Gersh is also quick-witted and has the gift of the gab.
Seek co-founder Paul Bassat, who was Gersh’s articles clerk at ABL, remembers them together encountering the wrath of the legendary Irvin Rockman, the former Melbourne lord mayor who was one of the biggest original backers of Seek, now an online classifieds juggernaut.
Bassat remembers Rockman complaining one day about how much ABL charged for photocopying — $1 per page versus Blake Dawson’s 10c.
“Joe said to him ‘I’ve got a good idea for you Irvin’,” Bassat recalls.
“Why don’t you use Blakes for your photocopying and ABL for your legal advice?”
Gersh remains a client of ABL but these days has little direct interaction with the firm known for taking on some of the toughest corporate cases in the courts.
“I have a very warm and affectionate feeling towards ABL, especially its senior people,” he says.
Not everyone’s cup of tea
But Gersh isn’t everyone’s cup of tea. Some describe him as aloof and arrogant.
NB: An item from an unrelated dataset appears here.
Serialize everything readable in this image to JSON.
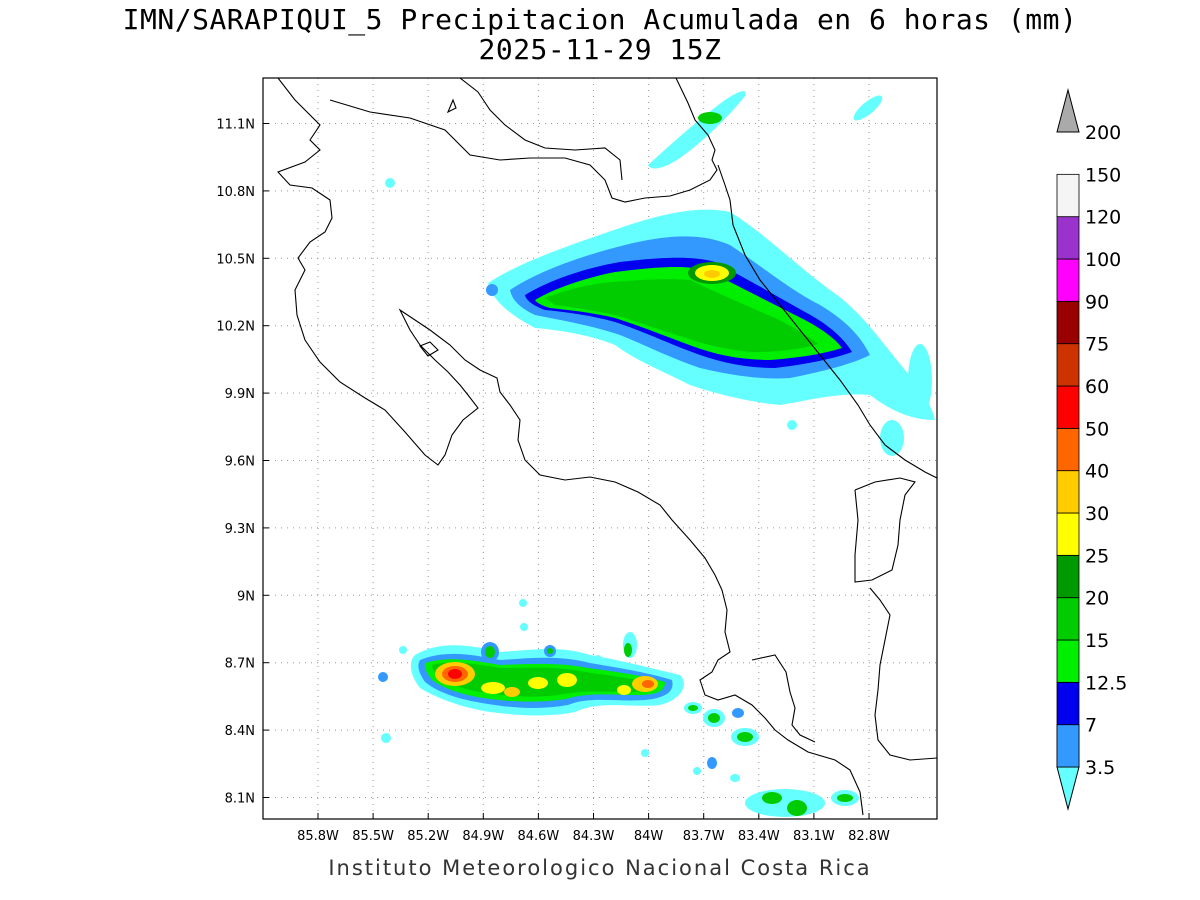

Others call him an opportunist and a great self-promoter, perhaps evidenced by the fact he has his own personal website joegersh.com.
He has fallen out with members of the Jewish community over time. But none doubt his intelligence. “He is a fierce intellect and very strategic and very smart,’’ says one observer.
Gersh is also very well read. He credits his love of reading to former Melbourne University Press publisher Louise Adler, who was his classmate in English literature studies at Mount Scopus College.
Put to Gersh whether he sees himself as a power player in business and politics, he replies: “I will take the compliment but I’m not sure it is true. People make something of my connection with Peter Costello over the years. He was and is a great friend. I hope I understand how politics works which helps in guiding clients both in the law and in my current business. because people have a strange perspective on what they can expect from or achieve with government. And how to speak to government. If I am a power player I hope I am using it for good, not evil,’’ he says.
Melbourne’s COVID lockdown denied Gersh his weekly sojourns to his 80-acre Merricks Grove vineyard at Merricks North on the Mornington Peninsula, which grows pinot noir and Chardonnay grapes for the prestigious Red Hill Estate.
It boasts a home designed by star architect Randall Marsh. Gersh and Zita — who have four now adult children — bought the property in 2003 and built the house in 2009, just as Gersh was going through the biggest financial crisis of his life.
Financial crisis
In August 2007 he sold his property business to the listed developer MFS for an implied value of $100m, 70 per cent of which was in escrowed shares. He was worth a fortune on paper but it earned him critics, some claiming it stoked his ego and made him dismissive of others.
He was brought down to earth quickly when MFS collapsed a few months later as the GFC took hold. In March 2008, he paid $20m to buy his company back.
“As MFS was collapsing around me we were just a slab on the ground at Merricks, we hadn’t built, and I decided it was now or never,” Gersh recalls.
“So we built it. It is still standing and I am still standing.”
Some find it strange that Gersh has chosen to take his first listed company directorship at a time when directors and boards are under more pressure than ever from their various stakeholders and regulators. He’s chosen one of the hottest seats going in Cromwell. But given the collapse of his sabbatical dream, perhaps it was meant to be.
“That is the first thing that goes through your mind these days — is the company solvent, is it likely to lead to reputational damage? I am reasonably confident the company is solvent and the reputational damage would only come if I acted in an improper way, which is not going to happen,’’ he says.
There is a time trade-off to be made, given his day job at Gersh Investment Partners and his ABC duties. “But to be honest I find the challenge interesting,” he says.